L’université, et le laboratoire de recherches qu’elle constitue au sens large, me semble pouvoir participer à la construction et à la transmission de théories qui, si elles restent toujours dans un corps à corps avec la clinique, peuvent prétendre être mises à profit, au un par un, de ceux qui souffrent et désirent ne plus souffrir. Avec ce un par un, l’un des points qui m’intéresse spécifiquement dans la psychanalyse concerne la question de l’interprétation et de son maniement. Là où l’on sait, tant dans le champ clinique que dans le champ de la recherche (4), que l’interprétation peut conduire à des raisonnements erronés, l’invitation que fait la psychanalyse à ne pas se précipiter à interpréter pour l’autre me semble particulièrement pertinente. La spécificité de la psychanalyse dans le champ de la science est dès lors de ne pas réduire son objet d’étude à n’être qu’objet, mais en l’incluant dans la recherche en tant que sujet.
L’université me semble, avec les limites que sont les siennes, être un dispositif à même de participer à maintenir l’éthique et la rigueur qui caractérisent la psychanalyse.
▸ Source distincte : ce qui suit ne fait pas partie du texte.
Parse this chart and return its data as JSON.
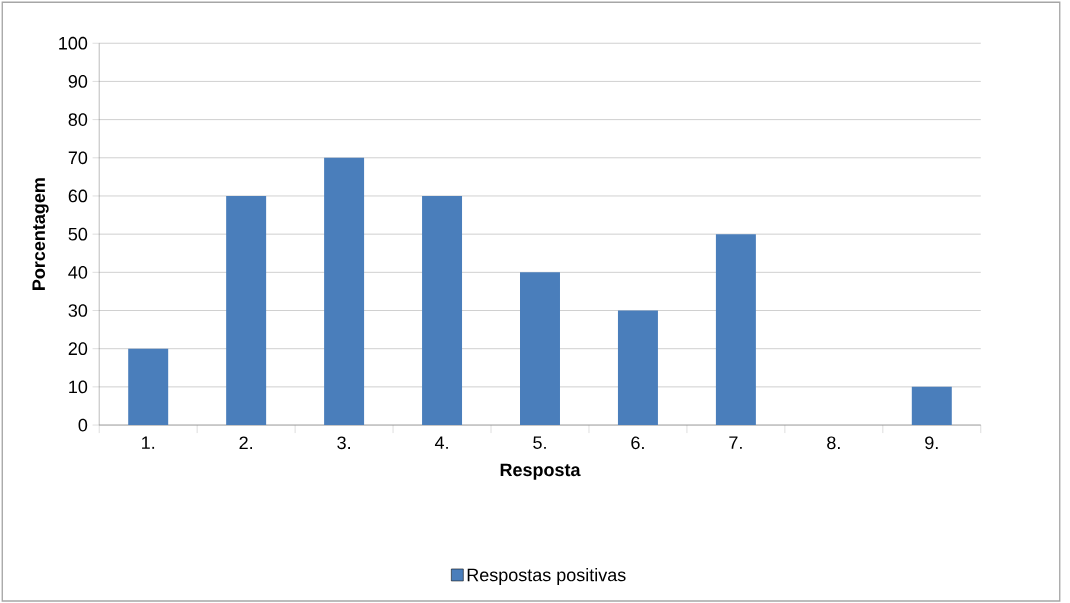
{
  "chart_data": {
    "type": "bar",
    "xlabel": "Resposta",
    "ylabel": "Porcentagem",
    "categories": [
      "1.",
      "2.",
      "3.",
      "4.",
      "5.",
      "6.",
      "7.",
      "8.",
      "9."
    ],
    "series": [
      {
        "name": "Respostas positivas",
        "color": "#4a7ebb",
        "values": [
          20,
          60,
          70,
          60,
          40,
          30,
          50,
          0,
          10
        ]
      }
    ],
    "ylim": [
      0,
      100
    ],
    "yticks": [
      0,
      10,
      20,
      30,
      40,
      50,
      60,
      70,
      80,
      90,
      100
    ],
    "grid": "y",
    "legend": "bottom"
  }
}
Elle constitue un lieu qui permet l’actualisation et le développement des connaissances, de sorte que celles-ci puissent continuer à être mise à profit dans la clinique.
(1) Freud, S. (1919). « Faut-il enseigner la psychanalyse à l’université ? », in Œuvres complètes volume XV, PUF, 1996.
(2) La France est au 2è rang des plus gros consommateurs d’Europe ; Données issues de l’ANSM (Agence nationale de sécurité du médicament et des produits de santé), 2017.
(3) « Forte hausse des pensées et des tentatives de suicide chez les 18-24 ans en France » : +4,2% en 2021, consulté dans https://www.lemonde.fr/societe/article/2024/02/05/forte-hausse-des-pensees-et-tentatives-de-suicide-des-jeunes-adultes-francais-selon-une-etude_6214813_3224.html
(4) Ioannidis, J-P. « Why Most Published Research Findings are False », in PLoS Med, vol. 2, n°8, 2005.